Conceptually developing the “Phoenix: a survivor’s guide” research algorithm and prototype publication has proven quite challenging considering the aim was high to accomplish several goals:
Design, layout and scope. Submit IRB Proposal. Make initial contact with participant groups.
Field research and data collection (speak to 2-3 stakeholders).
Data analysis and review. Modify plan according to findings. Write rough draft and rough layout of the survival guide.
Have 1 sample copy of the survival guide for the class demo.

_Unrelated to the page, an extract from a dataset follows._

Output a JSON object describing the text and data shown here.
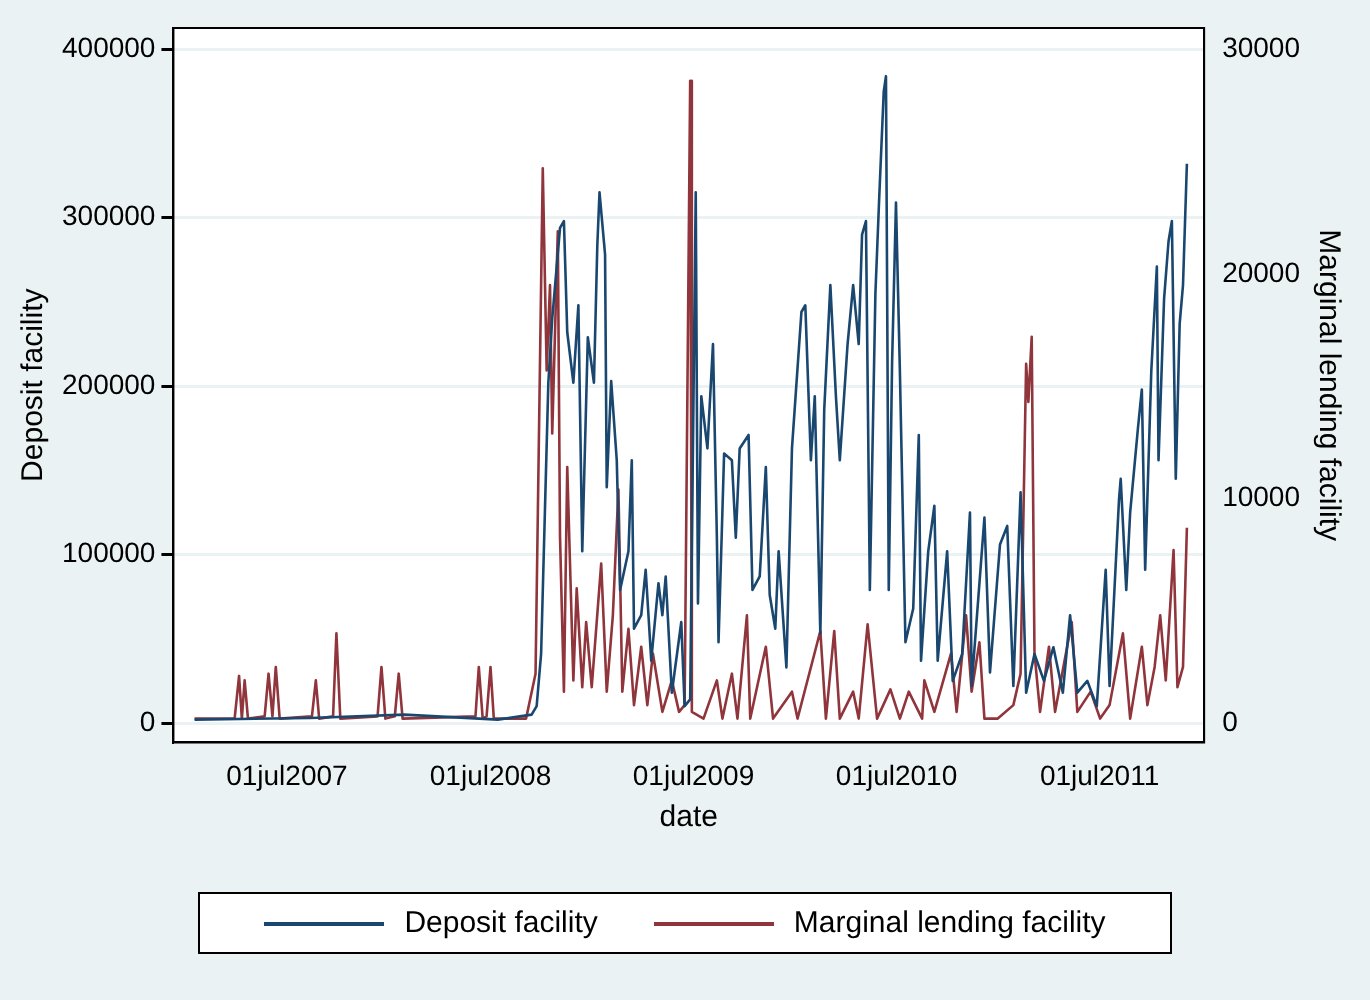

To date, these goals have been accomplished with the exception being the IRB submission. Although the initial questions and IRB submission has been completed, the response from initial field research has altered our course. During preliminary field research with stake holders, it was determined that further study was needed to more precisely target the publication. The initial concept of creating a printed publication for homeless populations was due to the assumption that internet connectivity may be of limited availability to this demographic. During initial discussion with homeless shelter administrators, this assumption was debunked as not applicable to shelter observations. Additionally, it was added that the cel phone has become a primary life-line for “vulnerable” populations and is considered one of the last things given up in a homeless or survival situation.

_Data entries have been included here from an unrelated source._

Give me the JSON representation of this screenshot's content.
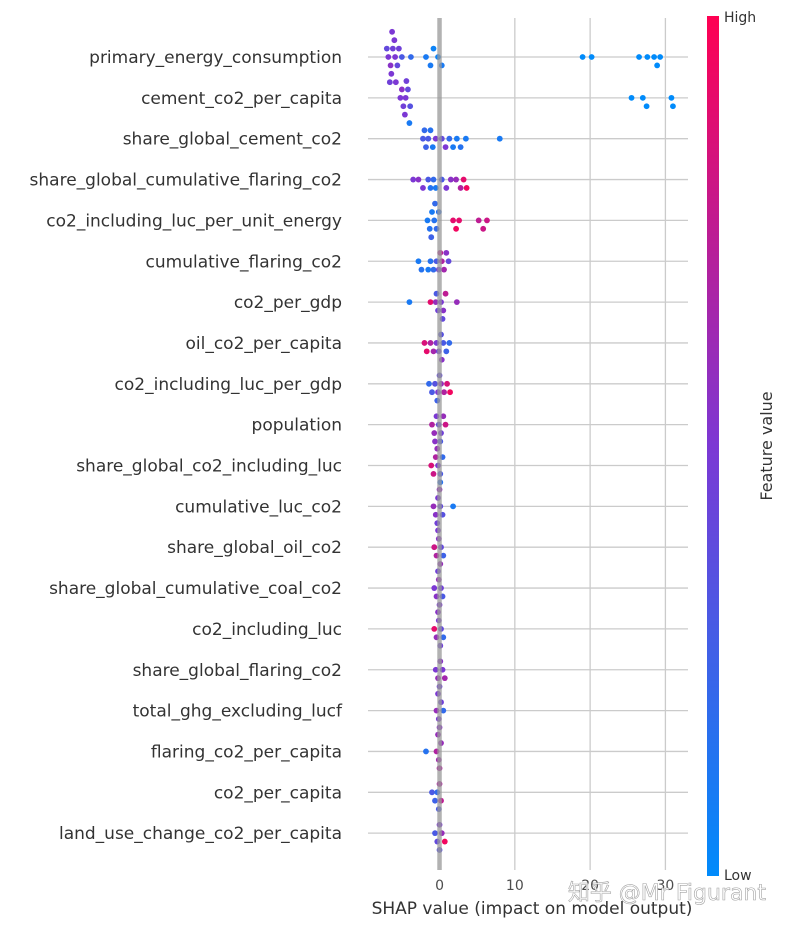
{
  "chart_data": {
    "type": "scatter",
    "subtype": "shap-beeswarm",
    "title": "",
    "xlabel": "SHAP value (impact on model output)",
    "ylabel": "",
    "xlim": [
      -9.5,
      33
    ],
    "xticks": [
      0,
      10,
      20,
      30
    ],
    "grid": true,
    "colorbar": {
      "title": "Feature value",
      "high_label": "High",
      "low_label": "Low",
      "low_color": "#008bfb",
      "mid_color": "#7c38d4",
      "high_color": "#ff0052"
    },
    "features": [
      {
        "name": "primary_energy_consumption",
        "points": [
          [
            -6.8,
            0.5
          ],
          [
            -6.5,
            0.55
          ],
          [
            -6.2,
            0.45
          ],
          [
            -5.9,
            0.5
          ],
          [
            -7.0,
            0.4
          ],
          [
            -6.4,
            0.5
          ],
          [
            -5.6,
            0.4
          ],
          [
            -6.0,
            0.5
          ],
          [
            -6.6,
            0.45
          ],
          [
            -5.8,
            0.5
          ],
          [
            -5.4,
            0.45
          ],
          [
            -6.3,
            0.5
          ],
          [
            -5.0,
            0.3
          ],
          [
            -3.8,
            0.2
          ],
          [
            -1.8,
            0.1
          ],
          [
            -1.2,
            0.1
          ],
          [
            -0.2,
            0.05
          ],
          [
            -0.8,
            0.05
          ],
          [
            0.3,
            0.1
          ],
          [
            19.0,
            0.0
          ],
          [
            20.2,
            0.0
          ],
          [
            26.5,
            0.0
          ],
          [
            27.6,
            0.0
          ],
          [
            28.5,
            0.0
          ],
          [
            28.9,
            0.0
          ],
          [
            29.3,
            0.0
          ]
        ]
      },
      {
        "name": "cement_co2_per_capita",
        "points": [
          [
            -5.2,
            0.5
          ],
          [
            -4.8,
            0.45
          ],
          [
            -4.5,
            0.5
          ],
          [
            -4.2,
            0.4
          ],
          [
            -5.0,
            0.55
          ],
          [
            -4.6,
            0.5
          ],
          [
            -3.9,
            0.35
          ],
          [
            -4.4,
            0.45
          ],
          [
            -4.0,
            0.1
          ],
          [
            25.5,
            0.0
          ],
          [
            27.0,
            0.0
          ],
          [
            27.5,
            0.0
          ],
          [
            30.8,
            0.0
          ],
          [
            31.0,
            0.0
          ]
        ]
      },
      {
        "name": "share_global_cement_co2",
        "points": [
          [
            -2.2,
            0.3
          ],
          [
            -1.8,
            0.25
          ],
          [
            -1.5,
            0.3
          ],
          [
            -2.0,
            0.2
          ],
          [
            -1.2,
            0.15
          ],
          [
            -0.9,
            0.1
          ],
          [
            -0.5,
            0.5
          ],
          [
            0.3,
            0.4
          ],
          [
            0.8,
            0.5
          ],
          [
            1.3,
            0.2
          ],
          [
            1.8,
            0.1
          ],
          [
            2.3,
            0.1
          ],
          [
            2.8,
            0.15
          ],
          [
            3.5,
            0.1
          ],
          [
            8.0,
            0.1
          ]
        ]
      },
      {
        "name": "share_global_cumulative_flaring_co2",
        "points": [
          [
            -3.5,
            0.5
          ],
          [
            -2.8,
            0.55
          ],
          [
            -2.2,
            0.5
          ],
          [
            -1.5,
            0.3
          ],
          [
            -0.8,
            0.2
          ],
          [
            -1.2,
            0.15
          ],
          [
            0.3,
            0.3
          ],
          [
            0.9,
            0.5
          ],
          [
            1.5,
            0.55
          ],
          [
            2.2,
            0.6
          ],
          [
            2.8,
            0.7
          ],
          [
            3.2,
            0.9
          ],
          [
            3.6,
            0.95
          ],
          [
            -0.5,
            0.1
          ]
        ]
      },
      {
        "name": "co2_including_luc_per_unit_energy",
        "points": [
          [
            -1.6,
            0.1
          ],
          [
            -1.3,
            0.15
          ],
          [
            -1.0,
            0.1
          ],
          [
            -0.7,
            0.15
          ],
          [
            -0.4,
            0.2
          ],
          [
            -0.1,
            0.15
          ],
          [
            -1.1,
            0.25
          ],
          [
            -0.6,
            0.2
          ],
          [
            1.8,
            0.9
          ],
          [
            2.2,
            0.95
          ],
          [
            2.6,
            0.9
          ],
          [
            5.2,
            0.75
          ],
          [
            5.8,
            0.8
          ],
          [
            6.3,
            0.8
          ]
        ]
      },
      {
        "name": "cumulative_flaring_co2",
        "points": [
          [
            -2.8,
            0.1
          ],
          [
            -2.4,
            0.15
          ],
          [
            -1.2,
            0.15
          ],
          [
            -0.8,
            0.2
          ],
          [
            -0.4,
            0.3
          ],
          [
            -0.1,
            0.45
          ],
          [
            0.3,
            0.7
          ],
          [
            0.6,
            0.65
          ],
          [
            0.9,
            0.55
          ],
          [
            1.2,
            0.4
          ],
          [
            0.1,
            0.75
          ],
          [
            -1.5,
            0.1
          ]
        ]
      },
      {
        "name": "co2_per_gdp",
        "points": [
          [
            -4.0,
            0.1
          ],
          [
            -1.2,
            0.9
          ],
          [
            -0.5,
            0.6
          ],
          [
            -0.2,
            0.45
          ],
          [
            0.2,
            0.5
          ],
          [
            0.5,
            0.55
          ],
          [
            0.8,
            0.75
          ],
          [
            0.4,
            0.4
          ],
          [
            2.3,
            0.6
          ],
          [
            -0.4,
            0.3
          ]
        ]
      },
      {
        "name": "oil_co2_per_capita",
        "points": [
          [
            -2.0,
            0.85
          ],
          [
            -1.7,
            0.9
          ],
          [
            -1.2,
            0.7
          ],
          [
            -0.8,
            0.65
          ],
          [
            -0.4,
            0.5
          ],
          [
            -0.1,
            0.45
          ],
          [
            0.2,
            0.35
          ],
          [
            0.5,
            0.3
          ],
          [
            0.9,
            0.25
          ],
          [
            1.3,
            0.2
          ],
          [
            0.3,
            0.55
          ]
        ]
      },
      {
        "name": "co2_including_luc_per_gdp",
        "points": [
          [
            -1.4,
            0.2
          ],
          [
            -1.0,
            0.3
          ],
          [
            -0.6,
            0.35
          ],
          [
            -0.2,
            0.5
          ],
          [
            0.2,
            0.6
          ],
          [
            0.6,
            0.7
          ],
          [
            1.0,
            0.85
          ],
          [
            1.4,
            0.95
          ],
          [
            0.0,
            0.4
          ],
          [
            -0.3,
            0.25
          ]
        ]
      },
      {
        "name": "population",
        "points": [
          [
            -1.0,
            0.7
          ],
          [
            -0.7,
            0.6
          ],
          [
            -0.4,
            0.5
          ],
          [
            -0.1,
            0.4
          ],
          [
            0.2,
            0.45
          ],
          [
            0.5,
            0.6
          ],
          [
            0.8,
            0.8
          ],
          [
            0.1,
            0.3
          ],
          [
            -0.6,
            0.55
          ]
        ]
      },
      {
        "name": "share_global_co2_including_luc",
        "points": [
          [
            -1.1,
            0.85
          ],
          [
            -0.8,
            0.8
          ],
          [
            -0.5,
            0.7
          ],
          [
            -0.2,
            0.5
          ],
          [
            0.1,
            0.3
          ],
          [
            0.4,
            0.2
          ],
          [
            0.1,
            0.15
          ],
          [
            -0.3,
            0.6
          ]
        ]
      },
      {
        "name": "cumulative_luc_co2",
        "points": [
          [
            -0.8,
            0.6
          ],
          [
            -0.5,
            0.55
          ],
          [
            -0.2,
            0.5
          ],
          [
            0.1,
            0.4
          ],
          [
            0.4,
            0.35
          ],
          [
            1.8,
            0.1
          ],
          [
            -0.3,
            0.45
          ],
          [
            0.0,
            0.6
          ]
        ]
      },
      {
        "name": "share_global_oil_co2",
        "points": [
          [
            -0.7,
            0.8
          ],
          [
            -0.4,
            0.7
          ],
          [
            -0.1,
            0.55
          ],
          [
            0.2,
            0.4
          ],
          [
            0.5,
            0.25
          ],
          [
            0.1,
            0.6
          ],
          [
            -0.2,
            0.5
          ]
        ]
      },
      {
        "name": "share_global_cumulative_coal_co2",
        "points": [
          [
            -0.7,
            0.5
          ],
          [
            -0.4,
            0.55
          ],
          [
            -0.1,
            0.6
          ],
          [
            0.2,
            0.45
          ],
          [
            0.4,
            0.3
          ],
          [
            0.0,
            0.5
          ],
          [
            -0.2,
            0.45
          ]
        ]
      },
      {
        "name": "co2_including_luc",
        "points": [
          [
            -0.7,
            0.9
          ],
          [
            -0.4,
            0.6
          ],
          [
            -0.1,
            0.5
          ],
          [
            0.2,
            0.4
          ],
          [
            0.5,
            0.2
          ],
          [
            0.1,
            0.45
          ],
          [
            -0.2,
            0.55
          ]
        ]
      },
      {
        "name": "share_global_flaring_co2",
        "points": [
          [
            -0.5,
            0.5
          ],
          [
            -0.2,
            0.6
          ],
          [
            0.1,
            0.55
          ],
          [
            0.4,
            0.5
          ],
          [
            0.7,
            0.65
          ],
          [
            0.0,
            0.45
          ]
        ]
      },
      {
        "name": "total_ghg_excluding_lucf",
        "points": [
          [
            -0.4,
            0.6
          ],
          [
            -0.1,
            0.5
          ],
          [
            0.2,
            0.45
          ],
          [
            0.5,
            0.2
          ],
          [
            0.0,
            0.55
          ],
          [
            -0.2,
            0.5
          ]
        ]
      },
      {
        "name": "flaring_co2_per_capita",
        "points": [
          [
            -1.8,
            0.15
          ],
          [
            -0.4,
            0.7
          ],
          [
            -0.1,
            0.65
          ],
          [
            0.2,
            0.6
          ],
          [
            0.0,
            0.7
          ],
          [
            -0.2,
            0.6
          ]
        ]
      },
      {
        "name": "co2_per_capita",
        "points": [
          [
            -1.0,
            0.3
          ],
          [
            -0.6,
            0.25
          ],
          [
            -0.3,
            0.2
          ],
          [
            0.0,
            0.7
          ],
          [
            0.2,
            0.75
          ],
          [
            -0.1,
            0.3
          ]
        ]
      },
      {
        "name": "land_use_change_co2_per_capita",
        "points": [
          [
            -0.6,
            0.3
          ],
          [
            -0.3,
            0.4
          ],
          [
            0.0,
            0.5
          ],
          [
            0.3,
            0.6
          ],
          [
            0.7,
            0.95
          ],
          [
            0.0,
            0.35
          ]
        ]
      }
    ]
  },
  "watermark": "知乎 @Mr Figurant"
}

Although the availability of cel phone and data communications devices does not preclude the development of a survivor guide in general, it does alter the trajectory of behavioral research questions and research design. The use and availability of data communications may suggest an opportunity to deliver a technology, app or website to deliver fresh survival information to vulnerable communities.
It is felt that further field research be conducted in a grass-roots manner and several shelters be visited, volunteer time be committed and true insight into the population be gained prior to submitting a formal research proposal.
In the meantime, resource availability and survival tips, including bio-markers have been identified and documented to support the Survival Guide prototype. Additionally, photo documentation of resources and bio-markers has been achieved and a prototype publication will be produced.
New knowledge has been gained with respect to three important matters:
- Phoenix has established an intake organization for managing new homeless cases. Shelters are no longer solely responsible for managing intake and processing of vulnerable families and women.
- Phoenix still has not created this intake system for men who are the vast majority of the homeless population in AZ (68-71%)
- Homeless populations may have access to and/or use data communication technology and might warrant research specific to this fact.
In addition, new contacts have been made for accessing vulnerable communities in Phoenix for future research.